Mean-Reversion (ETFs)

Section: 4.4 | Asset Class: ETFs | Type: Mean-Reversion

Overview

This strategy applies mean-reversion to ETFs using the Internal Bar Strength (IBS) indicator, derived from the previous day's close, high, and low prices. ETFs with a close near their daily high (high IBS) are considered "rich" and likely to revert downward; ETFs with a close near their daily low (low IBS) are "cheap" and likely to revert upward. A dollar-neutral portfolio sells high-IBS ETFs and buys low-IBS ETFs.

Construction / Signal

Internal Bar Strength (IBS):

IBS = (P_C - P_L) / (P_H - P_L)                           (370)

Where:

  • P_C = previous day's closing price
  • P_H = previous day's high price
  • P_L = previous day's low price

IBS ranges from 0 to 1:

  • IBS close to 1: price closed near the daily high → ETF is "rich"
  • IBS close to 0: price closed near the daily low → ETF is "cheap"

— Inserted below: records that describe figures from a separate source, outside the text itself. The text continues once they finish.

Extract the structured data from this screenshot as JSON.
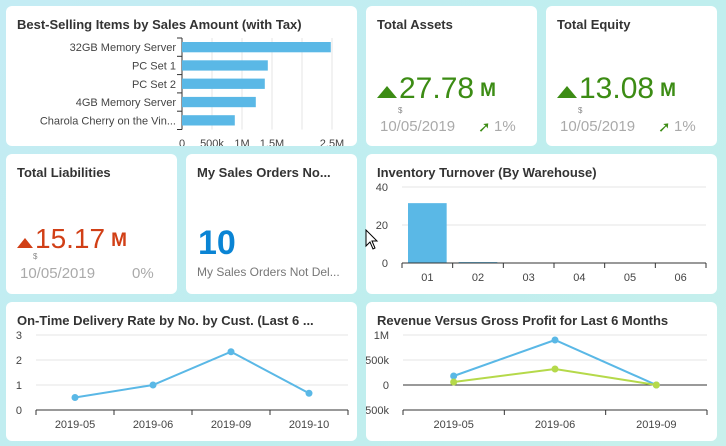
{
  "colors": {
    "positive": "#3c8c14",
    "negative": "#d13f16",
    "blue": "#0a84d4",
    "series1": "#5ab8e6",
    "series2": "#b5d94a"
  },
  "best_selling": {
    "title": "Best-Selling Items by Sales Amount (with Tax)",
    "chart_data": {
      "type": "bar",
      "orientation": "horizontal",
      "categories": [
        "32GB Memory Server",
        "PC Set 1",
        "PC Set 2",
        "4GB Memory Server",
        "Charola Cherry on the Vin..."
      ],
      "values": [
        2480000,
        1430000,
        1380000,
        1230000,
        880000
      ],
      "xticks": [
        "0",
        "500k",
        "1M",
        "1.5M",
        "2.5M"
      ],
      "xlim": [
        0,
        2500000
      ],
      "grid": true
    }
  },
  "total_assets": {
    "title": "Total Assets",
    "value": "27.78",
    "unit": "M",
    "currency": "$",
    "date": "10/05/2019",
    "change": "1%",
    "trend": "up"
  },
  "total_equity": {
    "title": "Total Equity",
    "value": "13.08",
    "unit": "M",
    "currency": "$",
    "date": "10/05/2019",
    "change": "1%",
    "trend": "up"
  },
  "total_liabilities": {
    "title": "Total Liabilities",
    "value": "15.17",
    "unit": "M",
    "currency": "$",
    "date": "10/05/2019",
    "change": "0%",
    "trend": "up"
  },
  "sales_orders": {
    "title": "My Sales Orders No...",
    "value": "10",
    "subtitle": "My Sales Orders Not Del..."
  },
  "inventory": {
    "title": "Inventory Turnover (By Warehouse)",
    "chart_data": {
      "type": "bar",
      "categories": [
        "01",
        "02",
        "03",
        "04",
        "05",
        "06"
      ],
      "values": [
        31.5,
        0.5,
        0,
        0,
        0,
        0
      ],
      "yticks": [
        "0",
        "20",
        "40"
      ],
      "ylim": [
        0,
        40
      ],
      "grid": true
    }
  },
  "delivery": {
    "title": "On-Time Delivery Rate by No. by Cust. (Last 6 ...",
    "chart_data": {
      "type": "line",
      "categories": [
        "2019-05",
        "2019-06",
        "2019-09",
        "2019-10"
      ],
      "series": [
        {
          "values": [
            0.5,
            1.0,
            2.33,
            0.67
          ]
        }
      ],
      "yticks": [
        "0",
        "1",
        "2",
        "3"
      ],
      "ylim": [
        0,
        3
      ],
      "grid": true
    }
  },
  "revenue": {
    "title": "Revenue Versus Gross Profit for Last 6 Months",
    "chart_data": {
      "type": "line",
      "categories": [
        "2019-05",
        "2019-06",
        "2019-09"
      ],
      "series": [
        {
          "values": [
            180000,
            900000,
            0
          ]
        },
        {
          "values": [
            60000,
            320000,
            0
          ]
        }
      ],
      "yticks": [
        "-500k",
        "0",
        "500k",
        "1M"
      ],
      "ylim": [
        -500000,
        1000000
      ],
      "grid": true
    }
  }
}
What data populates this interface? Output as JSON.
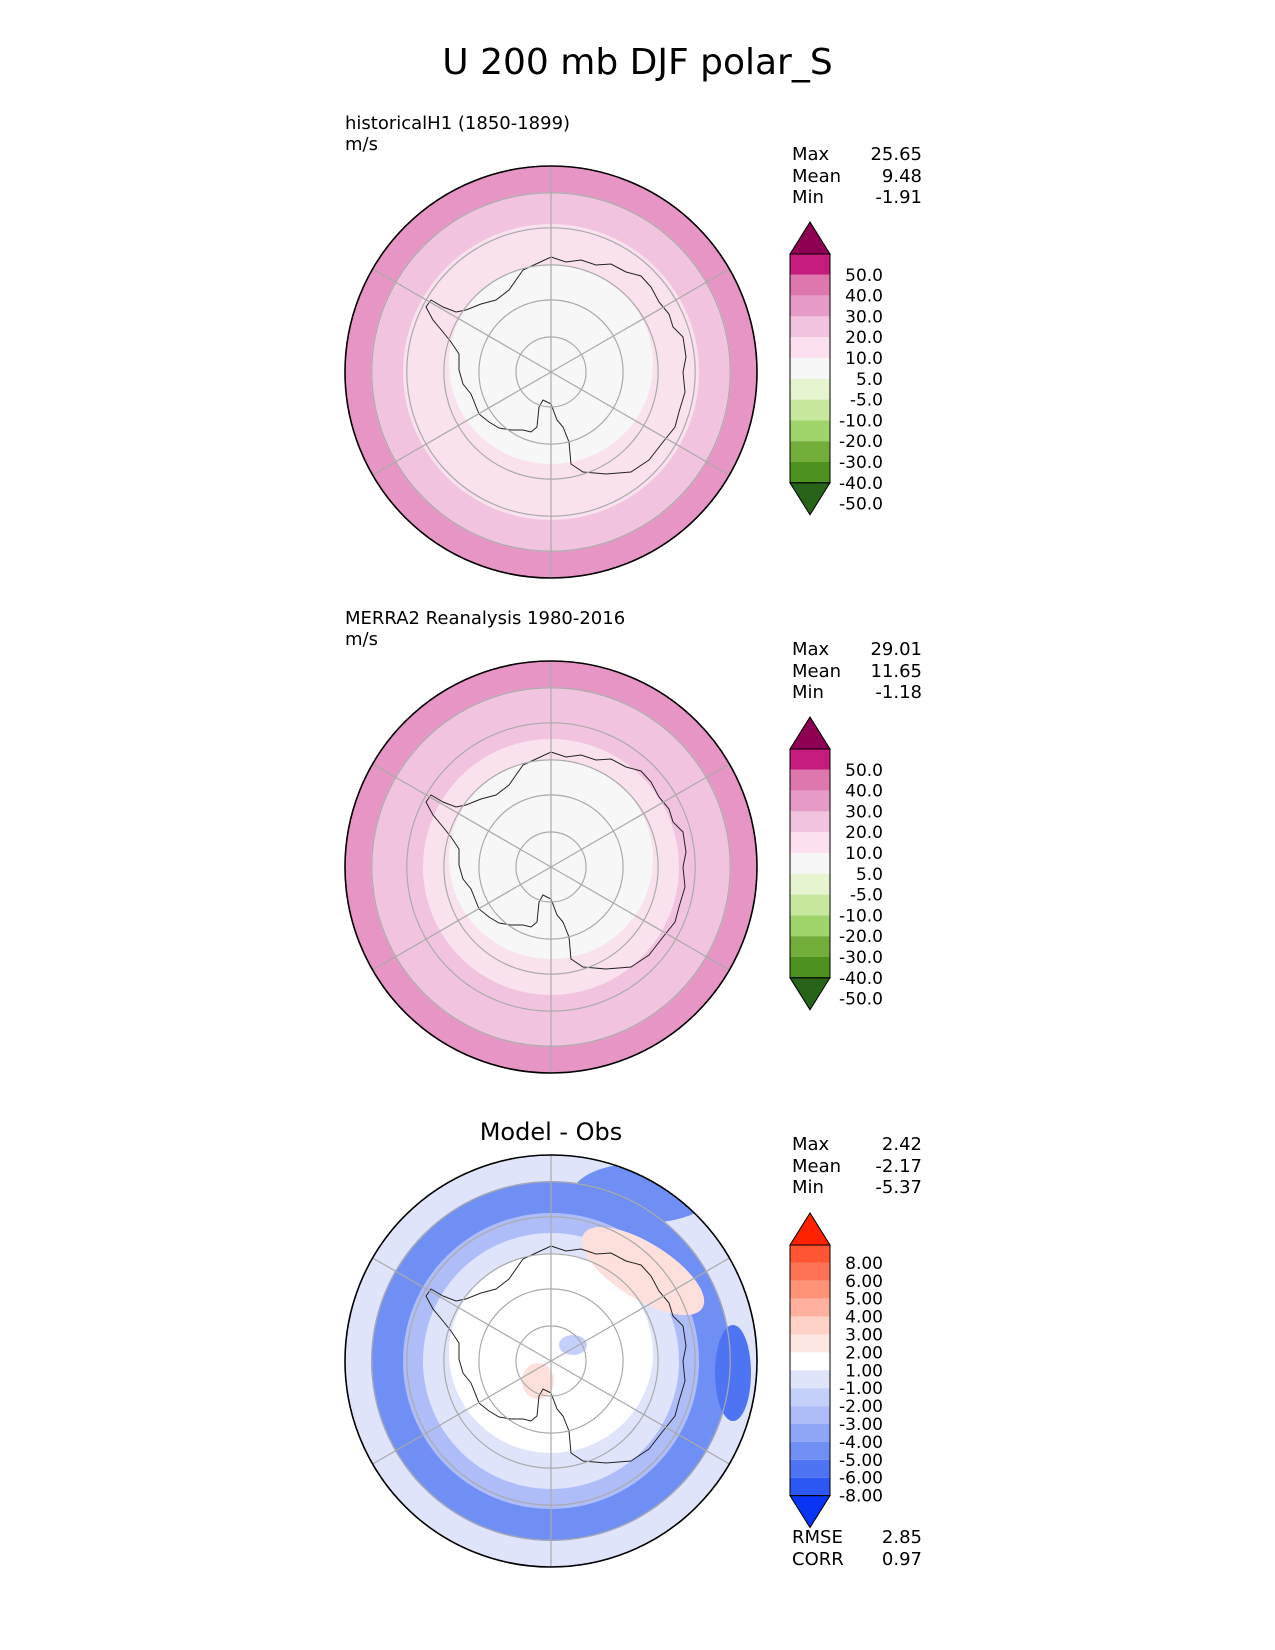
{
  "title": "U 200 mb DJF polar_S",
  "panels": [
    {
      "label_line1": "historicalH1 (1850-1899)",
      "label_line2": "m/s",
      "stats": [
        {
          "k": "Max",
          "v": "25.65"
        },
        {
          "k": "Mean",
          "v": "9.48"
        },
        {
          "k": "Min",
          "v": "-1.91"
        }
      ],
      "ring_colors": [
        "#e695c4",
        "#f2c3df",
        "#f9e1ee",
        "#f9e1ee",
        "#f7f7f7"
      ],
      "colorbar": {
        "levels": [
          "50.0",
          "40.0",
          "30.0",
          "20.0",
          "10.0",
          "5.0",
          "-5.0",
          "-10.0",
          "-20.0",
          "-30.0",
          "-40.0",
          "-50.0"
        ],
        "colors": [
          "#8e0152",
          "#c51b7d",
          "#de77ae",
          "#e69ac6",
          "#f1c3de",
          "#fde0ef",
          "#f7f7f7",
          "#e6f5d0",
          "#c7e89e",
          "#9fd46a",
          "#73ad3a",
          "#4d921f",
          "#276419"
        ]
      }
    },
    {
      "label_line1": "MERRA2 Reanalysis 1980-2016",
      "label_line2": "m/s",
      "stats": [
        {
          "k": "Max",
          "v": "29.01"
        },
        {
          "k": "Mean",
          "v": "11.65"
        },
        {
          "k": "Min",
          "v": "-1.18"
        }
      ],
      "ring_colors": [
        "#e695c4",
        "#f2c3df",
        "#f2c3df",
        "#f9e1ee",
        "#f7f7f7"
      ],
      "colorbar": {
        "levels": [
          "50.0",
          "40.0",
          "30.0",
          "20.0",
          "10.0",
          "5.0",
          "-5.0",
          "-10.0",
          "-20.0",
          "-30.0",
          "-40.0",
          "-50.0"
        ],
        "colors": [
          "#8e0152",
          "#c51b7d",
          "#de77ae",
          "#e69ac6",
          "#f1c3de",
          "#fde0ef",
          "#f7f7f7",
          "#e6f5d0",
          "#c7e89e",
          "#9fd46a",
          "#73ad3a",
          "#4d921f",
          "#276419"
        ]
      }
    },
    {
      "center_title": "Model - Obs",
      "stats": [
        {
          "k": "Max",
          "v": "2.42"
        },
        {
          "k": "Mean",
          "v": "-2.17"
        },
        {
          "k": "Min",
          "v": "-5.37"
        }
      ],
      "footer": [
        {
          "k": "RMSE",
          "v": "2.85"
        },
        {
          "k": "CORR",
          "v": "0.97"
        }
      ],
      "ring_colors": [
        "#dfe4fb",
        "#6f8ff5",
        "#aebdf8",
        "#dfe4fb",
        "#ffffff"
      ],
      "colorbar": {
        "levels": [
          "8.00",
          "6.00",
          "5.00",
          "4.00",
          "3.00",
          "2.00",
          "1.00",
          "-1.00",
          "-2.00",
          "-3.00",
          "-4.00",
          "-5.00",
          "-6.00",
          "-8.00"
        ],
        "colors": [
          "#ff2200",
          "#ff5533",
          "#ff7355",
          "#ff9377",
          "#ffb09e",
          "#ffd2c8",
          "#fde7e3",
          "#ffffff",
          "#dfe4fb",
          "#c4cffa",
          "#aebdf8",
          "#8fa6f6",
          "#6f8ff5",
          "#4f74f3",
          "#2c57f3",
          "#0a34f5"
        ]
      }
    }
  ]
}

An equivalent symmetric measure: Y = IBS - 1/2 = (P_C - P_*) / (P_H - P_L) where P_* = (P_H + P_L) / 2; Y ranges from -1/2 to +1/2.

Portfolio construction:

  • Sort ETFs cross-sectionally by IBS.
  • Sell ETFs in the top decile (high IBS, "rich").
  • Buy ETFs in the bottom decile (low IBS, "cheap").
  • Dollar-neutral construction.

Entry / Exit Rules

  • Entry: Each day after the close, compute IBS for all ETFs, rank, and enter positions for the next day's open or close.
  • Exit: Typically hold for 1 day (short-term mean-reversion); close at next day's close.
  • Rebalance: Daily.

Key Parameters

  • IBS computation: Daily, using previous day's high, low, and close
  • Holding period: Short-term (typically 1 day)
  • Portfolio construction: Dollar-neutral long/short decile
  • Weights: Uniform for all long and all short ETFs, or volatility-weighted

Variations

  • Volatility-weighted positions: Weight positions by historical ETF volatility rather than equal-weighting
  • Stock mean-reversion methods: Mean-reversion strategies from Section 3 (cluster, weighted regression) can also be adapted to ETFs
  • IBS threshold: Instead of top/bottom decile, use a fixed IBS threshold (e.g., IBS > 0.8 = short, IBS < 0.2 = long)

Notes

  • IBS is a simple, daily-bar indicator requiring only OHLC (open-high-low-close) data.
  • Mean-reversion in ETFs can be stronger than in individual stocks because ETFs represent diversified baskets where idiosyncratic volatility is reduced, and market-maker arbitrage constrains large deviations from NAV.
  • Holding period is very short (1 day); transaction costs can be significant for daily rebalancing.
  • The strategy can be combined with other signals (e.g., sector momentum) for confirmation.
  • All stock-based mean-reversion strategies (clusters, weighted regression) can be adapted for ETF universes.